Кеннет уже не просто улыбался, он рассмеялся:

– Вот не думал, что ты меня так встретишь. Верил, что поможешь, посоветуешь, с рекомендациями поможешь или проводишь к Магистру. Матушка говорила, что ты у него в чести. Новости о доме хотел рассказать. Отец наш пропал, поехал к ущельским, да и не вернулся. У Магистра рыцарей просить хотел, чтобы поиск организовать, он же его должен помнить. Прости меня, брат, что подшутил так над тобой. К тебе же не пробиться иначе было, а я, если бы тебя сегодня не увидел, домой бы уже уехал, матушке пообещал. Она слегла после отцовского исчезновения и, наверное, не поднимается больше. Ждет нас с тобой, хочет попрощаться с обоими. Давай ввечеру встретимся, когда уже солнца сядут, и не будет пекла такого, а? Я на Речном перекрестке шатер синий поставлю и буду тебя ждать. А если надумаешь, так оттуда вместе и в замок наш поедем.

Замолчал, постоял недолго, вглядываясь в лицо брата, но ответа так и не дождался. На этом братья расстались, Кеннет ушел праздновать свою первую победу, а Райдер, в одиночестве остался смаковать горечь своего поражения.

Смеркалось. И вот, едет Райдер фон Изм, бывшая краса и гордость блангоррского рыцарства, сын пастыря, имя которого до сих пор упоминают, как справедливого, исключительно честного и доброго, по ночным тропам на своем верном единороге на ночное свидание с младшим братом. Ледяная заноза поражения уже прочно проросла в сердце и постепенно превращалась глыбу, замораживая чувства. Мысли не давали ни отдыху, ни покоя, казалось, что все вокруг кричит: «Ты проиграл! Ты проиграл!», – издевательски похихикивая. Лицо брата превращалось в гримасничающую маску, которая тоже кричала о проигрыше. Вокруг летало уже много таких кривляющихся масок-лиц – Примов, прекрасных и не очень дам, родителей, лица всей ненавистной семейки фон Мааров, всех остальных фонов и их прислуги, даже сам Магистр, он тоже кричал и смеялся.

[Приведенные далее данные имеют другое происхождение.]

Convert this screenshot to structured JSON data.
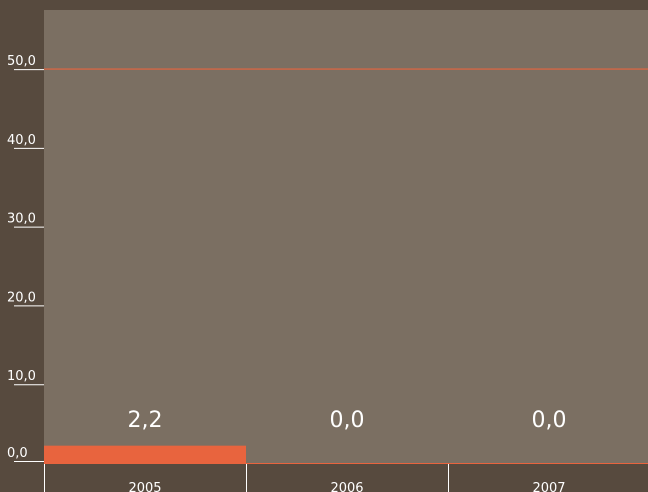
{
  "chart_data": {
    "type": "bar",
    "categories": [
      "2005",
      "2006",
      "2007"
    ],
    "values": [
      2.2,
      0.0,
      0.0
    ],
    "data_labels": [
      "2,2",
      "0,0",
      "0,0"
    ],
    "ylim": [
      0,
      57.5
    ],
    "yticks": [
      0,
      10,
      20,
      30,
      40,
      50
    ],
    "ytick_labels": [
      "0,0",
      "10,0",
      "20,0",
      "30,0",
      "40,0",
      "50,0"
    ],
    "reference_line": {
      "value": 50,
      "color": "#e8643e"
    },
    "grid": false,
    "colors": {
      "background": "#574a3e",
      "plot_area": "#7b6f62",
      "bar": "#e8643e",
      "text": "#ffffff",
      "axis": "#ffffff"
    }
  }
}
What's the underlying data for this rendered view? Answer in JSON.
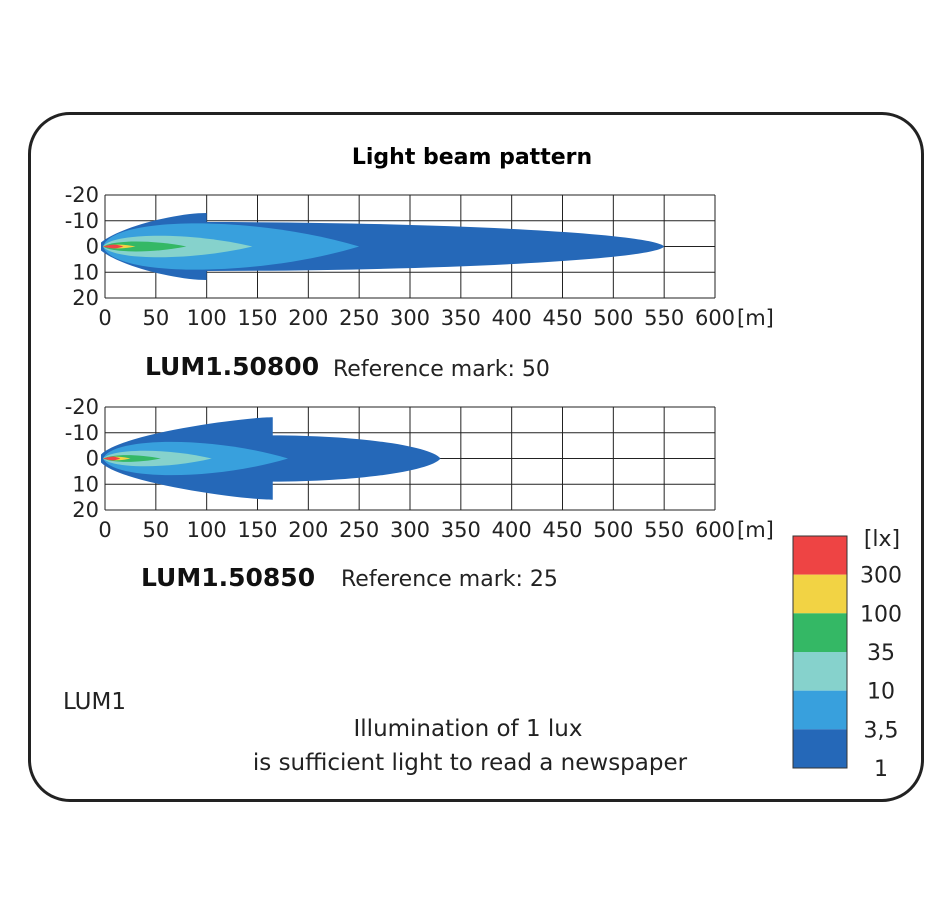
{
  "chart_data": {
    "type": "area",
    "title": "Light beam pattern",
    "caption_lines": [
      "Illumination of 1 lux",
      "is sufficient light to read a newspaper"
    ],
    "family_label": "LUM1",
    "unit_x": "[m]",
    "x_ticks": [
      "0",
      "50",
      "100",
      "150",
      "200",
      "250",
      "300",
      "350",
      "400",
      "450",
      "500",
      "550",
      "600"
    ],
    "y_ticks": [
      "-20",
      "-10",
      "0",
      "10",
      "20"
    ],
    "xlim": [
      0,
      600
    ],
    "ylim": [
      -20,
      20
    ],
    "grid": true,
    "legend": {
      "unit": "[lx]",
      "position": "bottom-right",
      "colors": [
        "#ee4444",
        "#f2d344",
        "#34b865",
        "#86d2cc",
        "#38a0dd",
        "#2568b8"
      ],
      "labels": [
        "300",
        "100",
        "35",
        "10",
        "3,5",
        "1"
      ]
    },
    "panels": [
      {
        "model": "LUM1.50800",
        "reference": "Reference mark: 50",
        "isolux_reach_m": {
          "1": 550,
          "3,5": 250,
          "10": 145,
          "35": 80,
          "100": 30,
          "300": 18
        }
      },
      {
        "model": "LUM1.50850",
        "reference": "Reference mark: 25",
        "isolux_reach_m": {
          "1": 330,
          "3,5": 180,
          "10": 105,
          "35": 55,
          "100": 25,
          "300": 15
        }
      }
    ]
  }
}
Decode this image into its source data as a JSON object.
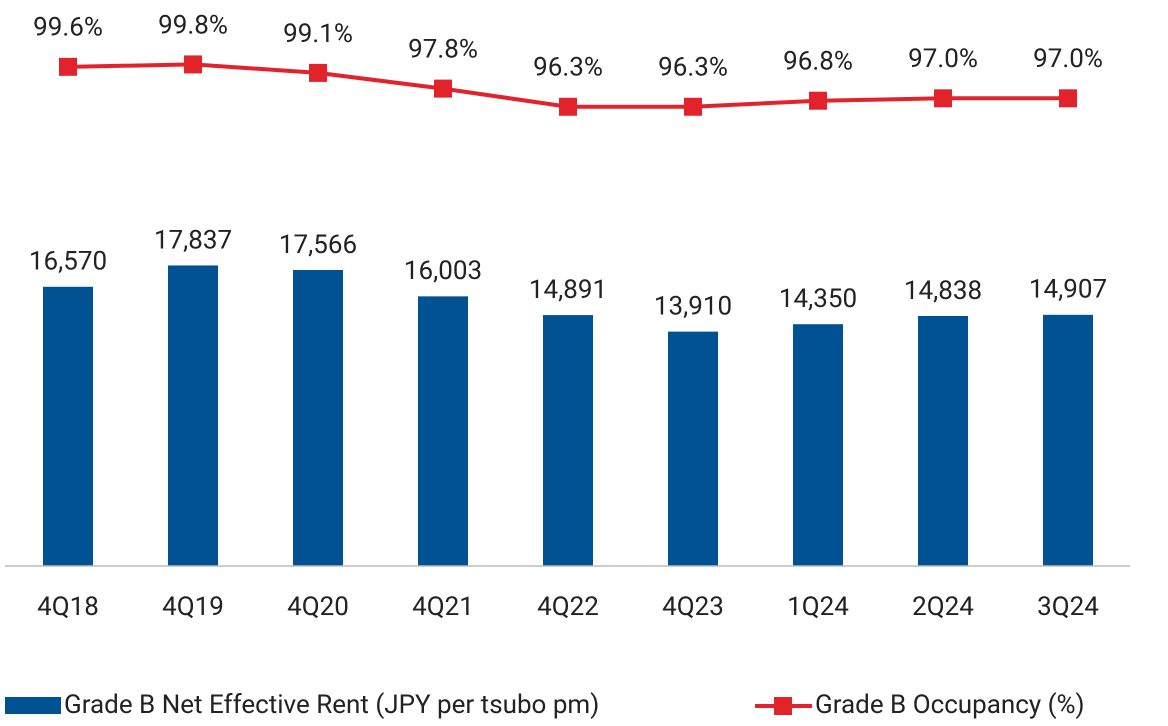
{
  "chart_data": {
    "type": "bar-line",
    "categories": [
      "4Q18",
      "4Q19",
      "4Q20",
      "4Q21",
      "4Q22",
      "4Q23",
      "1Q24",
      "2Q24",
      "3Q24"
    ],
    "series": [
      {
        "name": "Grade B Net Effective Rent (JPY per tsubo pm)",
        "type": "bar",
        "color": "#005293",
        "values": [
          16570,
          17837,
          17566,
          16003,
          14891,
          13910,
          14350,
          14838,
          14907
        ],
        "value_labels": [
          "16,570",
          "17,837",
          "17,566",
          "16,003",
          "14,891",
          "13,910",
          "14,350",
          "14,838",
          "14,907"
        ]
      },
      {
        "name": "Grade B Occupancy (%)",
        "type": "line",
        "axis": "y2",
        "color": "#e3232c",
        "values": [
          99.6,
          99.8,
          99.1,
          97.8,
          96.3,
          96.3,
          96.8,
          97.0,
          97.0
        ],
        "value_labels": [
          "99.6%",
          "99.8%",
          "99.1%",
          "97.8%",
          "96.3%",
          "96.3%",
          "96.8%",
          "97.0%",
          "97.0%"
        ]
      }
    ],
    "ylim": [
      0,
      20000
    ],
    "y2lim": [
      90,
      100
    ],
    "grid": false,
    "legend": "bottom"
  }
}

Внезапно Белокрыл оступился – на тропинке темнела небольшая яма, рыцарь встрепенулся, открыл глаза, разогнав сонм видений. Брр, почудится же такое! Вот уже перекресток заветный и шатер синий неподалеку, рядом с рекой. Тут бы и обрадоваться Райдеру – скорой встрече с братом, новостям о родных и близких. Но сердце рыцаря наполнил взметнувшийся осадок, с самого дна – злоба, ярость, ненависть к родителям, променявших его, старшего, продолжателя рода на этого рыжего щенка, тоска, одиночество и зависть. Зависть к молодости, красоте, силе, доброте. Зависть к тому, кто любим, и умеет любить, кто добром воздает за добро. Лютая, бешеная зависть. До скрипа зубовного, до помутнения рассудка, до желаний неуемных. И странно это, по мере приближения к шатру, все улеглось и сменилось странным чувством обреченности и предрешенности. Облегчения не наступило, стало лишь покойно, и бешеное буйство мыслей сменилось одной – убить.

Подъехав к коновязи, спешился, приказал Белокрылу ждать. Откинул входное полотнище и ступил вглубь шалаша – слуг нет, отосланы куда-то. Тю, а братец-то спит. Видно, что готовился к встрече, стол накрыл по-праздничному. Долго ждать пришлось, а сон разрешения не спрашивает, сморил молодца. Спит Кеннет, склонив рыжеволосую голову на руки, прямо тут за столом. Ярко золотятся кудри в свете факелов, рядом отблескивают чистым серебром столовые приборы. Тепло, уютно, по-домашнему. Как будто женская рука прибирала и накрывала, да только всегда славился младшенький своей любовью к уюту и порядку – в детстве Райдер даже дразнил его «манюнькой» за эту страсть.

Багровым огнем полыхнуло в голове, и теперь уже не было спасения, послушная року ладонь обхватила рукоять меча, замахнулась и все – юнец даже не успел проснуться. Голова, оставшись более без поддержки, упала на застеленный коврами пол и откатилась от стола, остановилась, глядя незрячими, закрытыми, а от этого еще более страшными глазами. Тело, помедлив немного, рухнуло со стула с негромким шорохом. Из перерубленных артерий хлынула алая кровь, окропив все вокруг и обрызгав ноги рыцаря.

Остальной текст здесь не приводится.